Alcohol: because it can hurt. How much can I take


Alcohol: because it can hurt. How much can I take

  1. What is meant by alcoholic beverages
  2. How the alcoholic quantity is measured
  3. How much alcohol can I drink
  4. Pay attention to the times of the day
  5. Who shouldn’t drink alcohol
  6. Teenagers and alcohol
  7. False beliefs about alcohol

Alcohol abuse is condemned by the medical profession and food science, but despite this millions of people tend to abuse it. In particular, it seems that the various recommendations have no effect on Italian adolescents who increasingly use them. The reason for the condemnation of alcohol abuse is obvious as it can cause serious damage to health from both a physical and psychological point of view.

However, moderate consumption of wine or beer in adults can have favorable effects as both of these drinks contain good amounts of polyphenols which have a protective effect against chronic degenerative diseases, as long as the recommended doses are respected.

What is meant by alcoholic beverages

Alcoholic beverages consist for the most part of water and the remainder of ethyl alcohol (ethanol); a small amount is made up of other substances: aromas, dyes, antioxidants, etc. Ethanol is a substance that is not essential for the body, indeed for many reasons it is toxic. However, our body is able to withstand the intake of alcohol up to a certain dose which corresponds to moderate consumption.

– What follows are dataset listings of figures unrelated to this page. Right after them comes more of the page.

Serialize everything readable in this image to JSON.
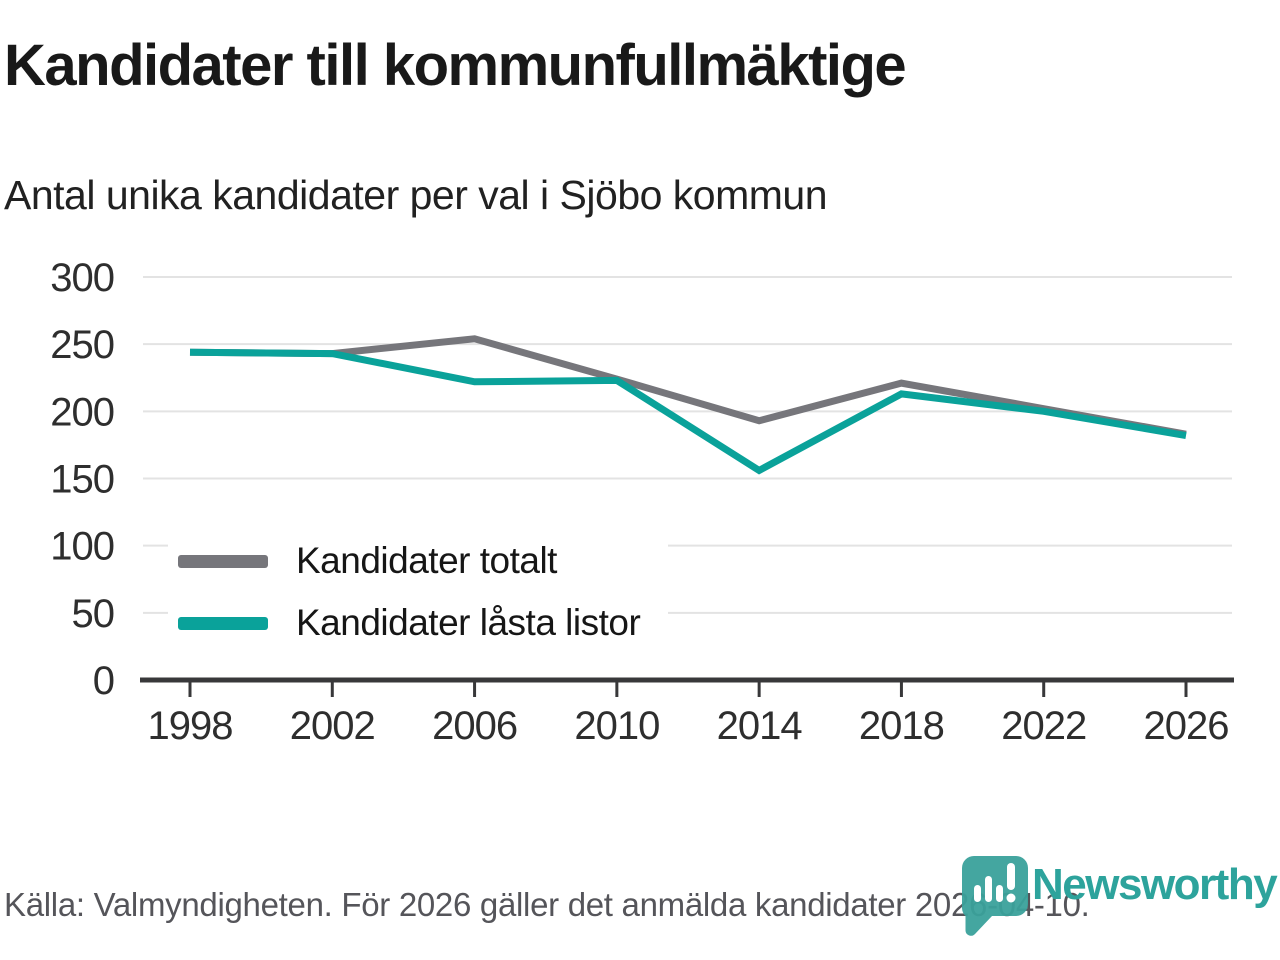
{
  "header": {
    "title": "Kandidater till kommunfullmäktige",
    "subtitle": "Antal unika kandidater per val i Sjöbo kommun"
  },
  "chart_data": {
    "type": "line",
    "categories": [
      "1998",
      "2002",
      "2006",
      "2010",
      "2014",
      "2018",
      "2022",
      "2026"
    ],
    "series": [
      {
        "name": "Kandidater totalt",
        "color": "#76767b",
        "values": [
          244,
          243,
          254,
          224,
          193,
          221,
          202,
          183
        ]
      },
      {
        "name": "Kandidater låsta listor",
        "color": "#0aa29a",
        "values": [
          244,
          243,
          222,
          223,
          156,
          213,
          200,
          182
        ]
      }
    ],
    "title": "Kandidater till kommunfullmäktige",
    "subtitle": "Antal unika kandidater per val i Sjöbo kommun",
    "xlabel": "",
    "ylabel": "",
    "ylim": [
      0,
      300
    ],
    "yticks": [
      0,
      50,
      100,
      150,
      200,
      250,
      300
    ],
    "grid": true,
    "legend_position": "inside-bottom-left",
    "gridline_color": "#e3e3e3",
    "axis_line_color": "#38383a",
    "tick_label_color": "#2e2e2e"
  },
  "footer": {
    "source": "Källa: Valmyndigheten. För 2026 gäller det anmälda kandidater 2026-04-10.",
    "brand": "Newsworthy",
    "brand_color": "#2da39c",
    "logo_color": "#3aa19b"
  }
}
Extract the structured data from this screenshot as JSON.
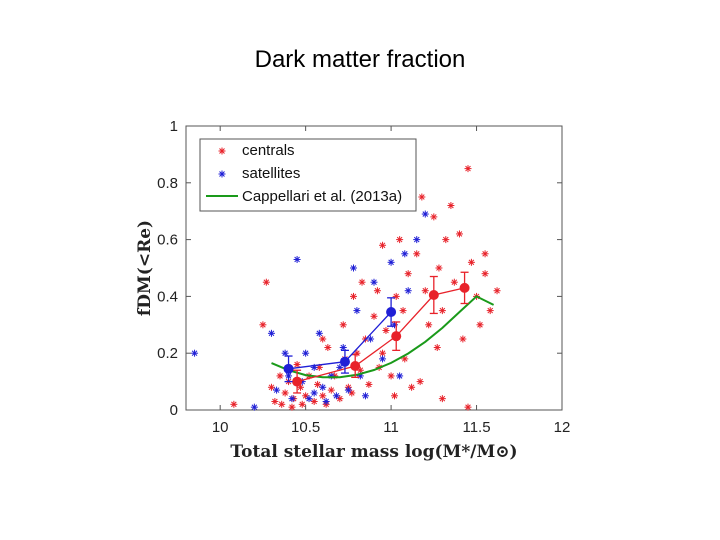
{
  "page": {
    "title": "Dark matter fraction"
  },
  "chart_data": {
    "type": "scatter",
    "title": "Dark matter fraction",
    "xlabel": "Total stellar mass log(M*/M⊙)",
    "ylabel": "fDM(<Re)",
    "xlim": [
      9.8,
      12
    ],
    "ylim": [
      0,
      1
    ],
    "xticks": [
      "10",
      "10.5",
      "11",
      "11.5",
      "12"
    ],
    "yticks": [
      "0",
      "0.2",
      "0.4",
      "0.6",
      "0.8",
      "1"
    ],
    "legend": {
      "placement": "top-left",
      "entries": [
        "centrals",
        "satellites",
        "Cappellari et al. (2013a)"
      ]
    },
    "colors": {
      "centrals": "#e8222a",
      "satellites": "#1f1fd6",
      "cappellari": "#1a9a1a"
    },
    "series": [
      {
        "name": "centrals",
        "kind": "points",
        "x": [
          10.08,
          10.27,
          10.3,
          10.32,
          10.35,
          10.36,
          10.38,
          10.4,
          10.42,
          10.43,
          10.45,
          10.47,
          10.48,
          10.5,
          10.52,
          10.55,
          10.57,
          10.58,
          10.6,
          10.62,
          10.63,
          10.65,
          10.67,
          10.7,
          10.72,
          10.73,
          10.75,
          10.77,
          10.78,
          10.8,
          10.82,
          10.83,
          10.85,
          10.87,
          10.9,
          10.92,
          10.93,
          10.95,
          10.97,
          11.0,
          11.02,
          11.03,
          11.05,
          11.07,
          11.08,
          11.1,
          11.12,
          11.15,
          11.17,
          11.18,
          11.2,
          11.22,
          11.25,
          11.27,
          11.28,
          11.3,
          11.32,
          11.35,
          11.37,
          11.4,
          11.42,
          11.45,
          11.47,
          11.5,
          11.52,
          11.55,
          11.58,
          11.62,
          11.45,
          10.25,
          10.6,
          10.95,
          11.3,
          11.55
        ],
        "y": [
          0.02,
          0.45,
          0.08,
          0.03,
          0.12,
          0.02,
          0.06,
          0.1,
          0.01,
          0.04,
          0.16,
          0.08,
          0.02,
          0.05,
          0.12,
          0.03,
          0.09,
          0.15,
          0.05,
          0.02,
          0.22,
          0.07,
          0.12,
          0.04,
          0.3,
          0.18,
          0.08,
          0.06,
          0.4,
          0.2,
          0.14,
          0.45,
          0.25,
          0.09,
          0.33,
          0.42,
          0.15,
          0.58,
          0.28,
          0.12,
          0.05,
          0.4,
          0.6,
          0.35,
          0.18,
          0.48,
          0.08,
          0.55,
          0.1,
          0.75,
          0.42,
          0.3,
          0.68,
          0.22,
          0.5,
          0.35,
          0.6,
          0.72,
          0.45,
          0.62,
          0.25,
          0.85,
          0.52,
          0.4,
          0.3,
          0.55,
          0.35,
          0.42,
          0.01,
          0.3,
          0.25,
          0.2,
          0.04,
          0.48
        ]
      },
      {
        "name": "satellites",
        "kind": "points",
        "x": [
          9.85,
          10.2,
          10.3,
          10.33,
          10.38,
          10.4,
          10.42,
          10.45,
          10.48,
          10.5,
          10.52,
          10.55,
          10.58,
          10.6,
          10.62,
          10.65,
          10.68,
          10.7,
          10.72,
          10.75,
          10.78,
          10.8,
          10.82,
          10.85,
          10.88,
          10.9,
          10.95,
          11.0,
          11.02,
          11.05,
          11.08,
          11.1,
          11.15,
          11.2,
          10.55
        ],
        "y": [
          0.2,
          0.01,
          0.27,
          0.07,
          0.2,
          0.12,
          0.04,
          0.53,
          0.1,
          0.2,
          0.04,
          0.15,
          0.27,
          0.08,
          0.03,
          0.12,
          0.05,
          0.15,
          0.22,
          0.07,
          0.5,
          0.35,
          0.12,
          0.05,
          0.25,
          0.45,
          0.18,
          0.52,
          0.3,
          0.12,
          0.55,
          0.42,
          0.6,
          0.69,
          0.06
        ]
      },
      {
        "name": "centrals (binned)",
        "kind": "binned",
        "x": [
          10.45,
          10.79,
          11.03,
          11.25,
          11.43
        ],
        "y": [
          0.1,
          0.155,
          0.26,
          0.405,
          0.43
        ],
        "yerr": [
          0.04,
          0.04,
          0.05,
          0.065,
          0.055
        ]
      },
      {
        "name": "satellites (binned)",
        "kind": "binned",
        "x": [
          10.4,
          10.73,
          11.0
        ],
        "y": [
          0.145,
          0.17,
          0.345
        ],
        "yerr": [
          0.045,
          0.04,
          0.05
        ]
      },
      {
        "name": "Cappellari et al. (2013a)",
        "kind": "curve",
        "x": [
          10.3,
          10.4,
          10.5,
          10.6,
          10.7,
          10.8,
          10.9,
          11.0,
          11.1,
          11.2,
          11.3,
          11.4,
          11.5,
          11.6
        ],
        "y": [
          0.165,
          0.14,
          0.123,
          0.115,
          0.115,
          0.124,
          0.141,
          0.166,
          0.199,
          0.24,
          0.289,
          0.345,
          0.4,
          0.37
        ]
      }
    ]
  }
}
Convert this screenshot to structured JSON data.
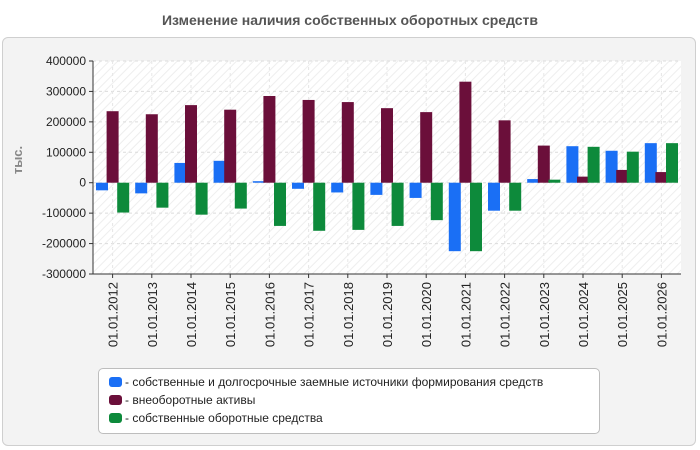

How the alcoholic quantity is measured

How the alcoholic quantity is measured

The maximum recommended daily doses are 2-3 Alcoholic Units for men, 1-2 Alcoholic Units for women, 1 Alcoholic Unit for the elderly. One Alcoholic Unit (U.A.) corresponds to about 12 grams of alcohol; this quantity is contained in a small glass (125 ml) of medium strength wine, or in a can of beer (330 ml) of medium strength or in a bar dose (40 ml) of medium strength spirits.

How much alcohol can I drink

The amount that an individual can take, while remaining within the limits of safety for his health, depends on the concentration of alcohol in the blood which in turn is determined by many factors:

  • the amount ingested
  • by gender and weight of the person
  • the amount of body water
  • from the individual ability to metabolize alcohol
  • from alcohol habit.

Some people hold it well (they don’t get drunk easily) but this does not mean that excess alcohol does not hurt them too, on the contrary, since they hold it well they are prone to drink more and get hurt more, also running the risk. to become an alcoholic.

Women, having a lower weight, lower amounts of body water and lower efficiency of alcohol metabolization mechanisms, are more vulnerable to the effects of alcohol, so it is recommended to take smaller doses than men.

In addition, it must be remembered that alcohol (ethanol) provides 7 calories per gram, which are added to those introduced with food.

It is therefore advisable to avoid spirits, which only provide ’empty’ calories with no health benefits, especially for those who tend to be overweight or already have a large waistline. It is a good rule to limit alcohol to only occasional consumption and in any case ‘compensate’ for excess calories with physical activity.

Let’s keep in mind that a 50-kilo woman running at a speed of about 8 km per hour consumes about 400 Kcal, the caloric amount contained in 4 glasses of 125 ml wine. A 75 kg man running with the same intensity will dispose of them in 30 minutes.

We therefore remember that, if we have already eaten the calories necessary for our energy expenditure, to dispose of a small glass of wine or a beer it takes some and it is not enough to take a walk as is often believed.